Every story this morning is about Jorge Posada taking himself out of the lineup to "clear my head" or resting his aching back or pouting over being dropped to ninth in the batting order.
It all depends on who you believe.
Who cares that the Red Sox handed the Yankees their fourth straight loss? CC Sabathia, supposedly the Yankees' most reliable starter, and certainly their most important, gave up six earned runs on seven hits over six and two-thirds innings.
That's not the topic of conversation.
In fact, if we didn't know any better, we might think there isn't even baseball being played in the Bronx right now. But rather, a new soap opera or a Bronx Zoo repeat.
When the off-field issues begin to overshadow the game, you have a problem.
During the game last night, ESPN couldn't care less about what was happening on the field.
All they could do was send Ken Rosenthal's bow tie scrambling around Yankee Stadium looking for anyone capable of shining a light on Posada. He interviewed GM Brian Cashman, studied Laura Posada's Twitter account and of course the required "unnamed source close to Posada."
In the end, Posada claimed he had back stiffness and needed to basically rest. Both Cashman and manager Joe Girardi said that Posada had not mentioned any issue with his back.
Whenever you're dealing with a superstar on the decline, it's like walking on eggshells. It's easy to imagine Posada was not happy to be batting ninth last night and simply wanted to send a message.
This is just a taste of what the Yankees will be dealing with when it comes time to move Derek Jeter.

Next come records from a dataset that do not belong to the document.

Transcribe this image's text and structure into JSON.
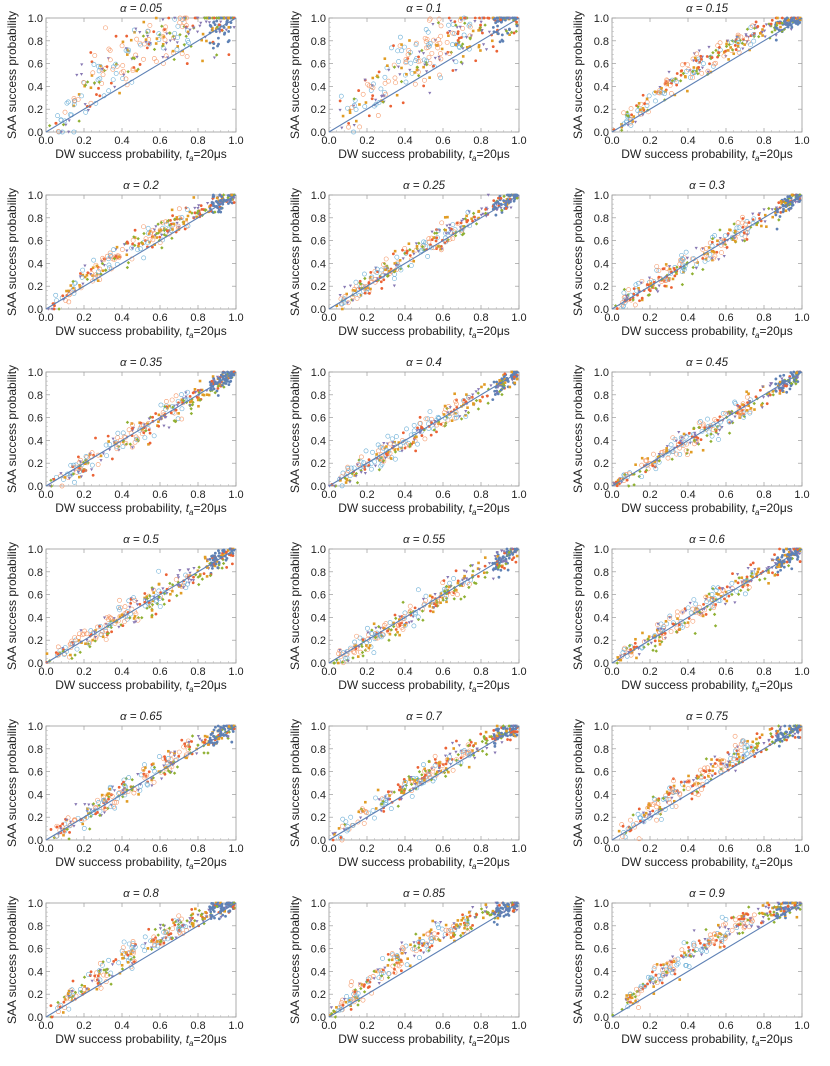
{
  "figure": {
    "xlabel_main": "DW success probability, ",
    "xlabel_t": "t",
    "xlabel_sub": "a",
    "xlabel_end": "=20μs",
    "ylabel": "SAA success probability",
    "ticks": [
      "0.0",
      "0.2",
      "0.4",
      "0.6",
      "0.8",
      "1.0"
    ],
    "series_colors": [
      "#5e81b5",
      "#e19c24",
      "#8fb032",
      "#eb6235",
      "#8778b3",
      "#f59a6b",
      "#6aaed6"
    ]
  },
  "chart_data": [
    {
      "type": "scatter",
      "title": "α = 0.05",
      "alpha": 0.05,
      "xlim": [
        0,
        1
      ],
      "ylim": [
        0,
        1
      ],
      "reference_line": "y = x"
    },
    {
      "type": "scatter",
      "title": "α = 0.1",
      "alpha": 0.1,
      "xlim": [
        0,
        1
      ],
      "ylim": [
        0,
        1
      ],
      "reference_line": "y = x"
    },
    {
      "type": "scatter",
      "title": "α = 0.15",
      "alpha": 0.15,
      "xlim": [
        0,
        1
      ],
      "ylim": [
        0,
        1
      ],
      "reference_line": "y = x"
    },
    {
      "type": "scatter",
      "title": "α = 0.2",
      "alpha": 0.2,
      "xlim": [
        0,
        1
      ],
      "ylim": [
        0,
        1
      ],
      "reference_line": "y = x"
    },
    {
      "type": "scatter",
      "title": "α = 0.25",
      "alpha": 0.25,
      "xlim": [
        0,
        1
      ],
      "ylim": [
        0,
        1
      ],
      "reference_line": "y = x"
    },
    {
      "type": "scatter",
      "title": "α = 0.3",
      "alpha": 0.3,
      "xlim": [
        0,
        1
      ],
      "ylim": [
        0,
        1
      ],
      "reference_line": "y = x"
    },
    {
      "type": "scatter",
      "title": "α = 0.35",
      "alpha": 0.35,
      "xlim": [
        0,
        1
      ],
      "ylim": [
        0,
        1
      ],
      "reference_line": "y = x"
    },
    {
      "type": "scatter",
      "title": "α = 0.4",
      "alpha": 0.4,
      "xlim": [
        0,
        1
      ],
      "ylim": [
        0,
        1
      ],
      "reference_line": "y = x"
    },
    {
      "type": "scatter",
      "title": "α = 0.45",
      "alpha": 0.45,
      "xlim": [
        0,
        1
      ],
      "ylim": [
        0,
        1
      ],
      "reference_line": "y = x"
    },
    {
      "type": "scatter",
      "title": "α = 0.5",
      "alpha": 0.5,
      "xlim": [
        0,
        1
      ],
      "ylim": [
        0,
        1
      ],
      "reference_line": "y = x"
    },
    {
      "type": "scatter",
      "title": "α = 0.55",
      "alpha": 0.55,
      "xlim": [
        0,
        1
      ],
      "ylim": [
        0,
        1
      ],
      "reference_line": "y = x"
    },
    {
      "type": "scatter",
      "title": "α = 0.6",
      "alpha": 0.6,
      "xlim": [
        0,
        1
      ],
      "ylim": [
        0,
        1
      ],
      "reference_line": "y = x"
    },
    {
      "type": "scatter",
      "title": "α = 0.65",
      "alpha": 0.65,
      "xlim": [
        0,
        1
      ],
      "ylim": [
        0,
        1
      ],
      "reference_line": "y = x"
    },
    {
      "type": "scatter",
      "title": "α = 0.7",
      "alpha": 0.7,
      "xlim": [
        0,
        1
      ],
      "ylim": [
        0,
        1
      ],
      "reference_line": "y = x"
    },
    {
      "type": "scatter",
      "title": "α = 0.75",
      "alpha": 0.75,
      "xlim": [
        0,
        1
      ],
      "ylim": [
        0,
        1
      ],
      "reference_line": "y = x"
    },
    {
      "type": "scatter",
      "title": "α = 0.8",
      "alpha": 0.8,
      "xlim": [
        0,
        1
      ],
      "ylim": [
        0,
        1
      ],
      "reference_line": "y = x"
    },
    {
      "type": "scatter",
      "title": "α = 0.85",
      "alpha": 0.85,
      "xlim": [
        0,
        1
      ],
      "ylim": [
        0,
        1
      ],
      "reference_line": "y = x"
    },
    {
      "type": "scatter",
      "title": "α = 0.9",
      "alpha": 0.9,
      "xlim": [
        0,
        1
      ],
      "ylim": [
        0,
        1
      ],
      "reference_line": "y = x"
    }
  ]
}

If you think this is bad, just wait.
For many Yankees fans, it's difficult to understand why Girardi hasn't dropped Jeter down in the lineup yet. Certainly it should have been Jeter batting ninth last night, not Posada. After all, Posada has at least has six home runs, while Jeter has just five extra base hits.
Yet it was Posada. Why?
Because the Yankees know what so many fans fail to realize: When Jeter moves, it's going to be a media circus beyond comprehension.
Posada is gone after this season. If he decides he hates DH-ing so much, he could retire and it would probably do more good than harm. It would give the Yankees greater flexibility in their lineup. But Jeter is here for another three years.
If the "drop" comes now, the aftereffects will last for the duration of his contract. At least the Yankees won't have to deal with Posada after this season. Whereas Jeter...well, you get the point.
For as intense as the Posada discussions are today, you can multiply that by billions when it comes to Jeter.
But until Jeter starts hitting or Girardi finally puts him somewhere else in the lineup, the discussions about Jeter's future will continue.
It's safe to say that the Yankees have now created a two-headed monster of fading talent in pinstripes.
Posada and Jeter. Jeter and Posada. Let's call the whole thing off!
Then of course there are the questions of how the starting rotation will hold up for the rest of the season, whether or not the Yankees can find a starting pitcher on the trade market, how to handle Rafael Soriano and his ridiculous contract and a lineup relying far too heavily on the long ball and struggling with RISP.
The Yankees are a team of questions more so than any other team in baseball. They don't have the luxury of as simple a problem as a lack of money or injuries. They have egos bigger than the stadium they play in to contend with.
You just accept that the Yankees are in second place, just two games behind the Tampa Bay Rays, and move on.
As if there isn't a game being played.
Maybe it's because Yankees fans have simply come to expect that their team will be playing playoff baseball, that the ups and downs of a 162-game season are simply a formality.
And to a certain extend that's true.
But the Yankees are a team more in need of answers than wins.